Raising Healthy Daughters Who Know No Woman Is an 'Angel'
I am, before and after children, a woman. I began as a tomboy, awkwardly growing into a flirtation with applying a cat eye with black liquid liner (never did do it). I discovered that regardless of how I dressed or what I aspired to, being a woman in the workplace comes with surprises (or disappointments, depending on how far you thought we’d come).
Writing about raising daughters has taken me down many paths, from railing against “Real Women” to raging against the downplaying of violence against women and sexual abuse. I’ve addressed my concerns about how weight may come to play a more starring role in their lives than is healthy.
© Amanda Magee
The most recent thing to wedge a massive divide between women was the #ImNoAngel campaign.

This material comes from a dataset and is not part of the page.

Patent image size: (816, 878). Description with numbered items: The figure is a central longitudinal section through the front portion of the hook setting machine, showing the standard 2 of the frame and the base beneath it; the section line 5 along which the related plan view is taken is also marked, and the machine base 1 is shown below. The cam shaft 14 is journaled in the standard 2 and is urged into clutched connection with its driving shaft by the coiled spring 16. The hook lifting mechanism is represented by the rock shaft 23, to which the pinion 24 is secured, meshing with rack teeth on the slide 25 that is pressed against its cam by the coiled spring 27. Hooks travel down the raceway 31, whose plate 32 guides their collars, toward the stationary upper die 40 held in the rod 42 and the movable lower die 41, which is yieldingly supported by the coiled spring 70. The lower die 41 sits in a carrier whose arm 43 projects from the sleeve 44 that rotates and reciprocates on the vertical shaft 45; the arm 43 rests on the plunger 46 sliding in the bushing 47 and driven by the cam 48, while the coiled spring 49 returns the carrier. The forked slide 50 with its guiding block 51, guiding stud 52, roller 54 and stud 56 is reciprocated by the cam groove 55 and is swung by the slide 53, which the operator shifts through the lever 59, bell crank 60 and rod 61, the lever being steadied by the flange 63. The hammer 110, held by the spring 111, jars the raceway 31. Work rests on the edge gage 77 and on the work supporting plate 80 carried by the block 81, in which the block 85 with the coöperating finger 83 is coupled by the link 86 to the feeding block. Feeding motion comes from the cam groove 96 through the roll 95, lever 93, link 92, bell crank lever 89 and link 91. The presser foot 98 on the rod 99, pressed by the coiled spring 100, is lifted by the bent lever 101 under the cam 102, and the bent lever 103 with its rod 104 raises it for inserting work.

Using beautiful photography and gorgeous women, Lane Bryant mounted a campaign to offer a counterpoint to the Victoria’s Secret Angels and to “redefine sexy.”

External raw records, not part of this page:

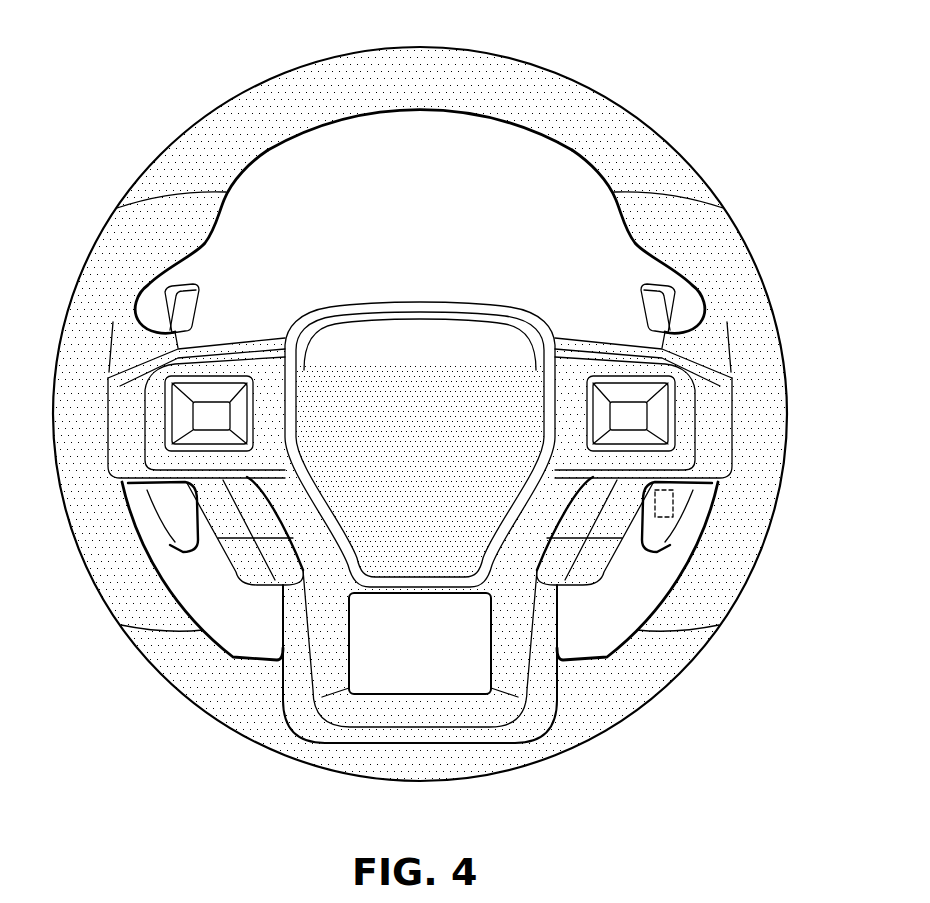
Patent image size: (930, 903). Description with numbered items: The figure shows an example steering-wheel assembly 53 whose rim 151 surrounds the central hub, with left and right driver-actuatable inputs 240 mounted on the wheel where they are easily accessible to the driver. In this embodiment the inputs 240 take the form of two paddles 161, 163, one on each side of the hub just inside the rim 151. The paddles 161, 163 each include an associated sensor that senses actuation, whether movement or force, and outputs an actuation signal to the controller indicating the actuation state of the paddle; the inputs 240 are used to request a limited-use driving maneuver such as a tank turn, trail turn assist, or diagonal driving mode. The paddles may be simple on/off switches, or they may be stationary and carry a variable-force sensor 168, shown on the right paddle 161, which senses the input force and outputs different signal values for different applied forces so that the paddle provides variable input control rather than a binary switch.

The steering wheel rim 151 is at (292, 95).
The inputs 240 is at (157, 302).
The paddle 163 is at (185, 307).
The paddle 161 is at (657, 307).
The steering wheel hub 53 is at (418, 278).
The variable-force sensor 168 is at (675, 500).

I get it. I’ve been in the mall and had to pass window displays with perfectly airbrushed images of women who shimmer with everything most of us are not; most of them wouldn’t, either, without the assistance of a graphic designer. I’ve felt less than as the buildup to the Sports Illustrated Swimsuit issue reached a fever pitch.
I just don’t think that the solution is to take “sexy” away from anyone. Shouldn’t we be trying to give it to all of us? Or maybe even try saying that life isn’t all about being sexy, that feeling sexy is just one small part of being alive? What makes us feel sexy is going to evolve over time, after all.
The #ImNoAngel hashtag—which, by the way, as a person in the advertising industry, makes me nod my head and think, “Well played”—is not a solution either. As a woman and as a mother, it makes me feel like, Here we go again, let’s start another fight about who is better.
The either/or and good/bad positioning of the campaign perpetuates a one-upmanship of womanliness or authenticity. I am one of the people who has lived between angel and not: never quite plus size, but never, ever busty and slim. I do love the flutter of feeling desirable, but the more solid foundation (heh, bra humor) is feeling powerfully multi-dimensional.
I am smart.
Curvy and sinewy.
Rough and delicate.
© Amanda Magee
The reality of the culture we live in is that sex or scandal sells. Since someone decided at some point that we’d villainize women over a size 10, Lane Bryant had to take a somewhat racy attack position to get a foothold in the media. I do understand that, but I want to feel good about standing behind them. In some ways, it feels like they are putting all of us in a fight we never started.
My hope is that we can use our voices and our spending habits to work toward a time when we all have people we see in the media or in catalogs that represent us.
I want each of my three daughters, who are shaped in wildly different ways and drawn to different things, to feel seen and heard. I don’t want them pitted against one another for being more appealing or more feminine than the other. I hope there may be clothes that are crafted for the broad shoulders and long torso of my middlest, petite patterns with edge for my free-spirited firstborn, and a gnarly mix of black and textural fabrics that can handle my youngest’s athletic ways. I yearn for options other than pink, but just as important as options is the acknowledgement that shape and style don’t make us better or worse than other women.
Not a single one of us is an angel. We are women, and we are fantastic.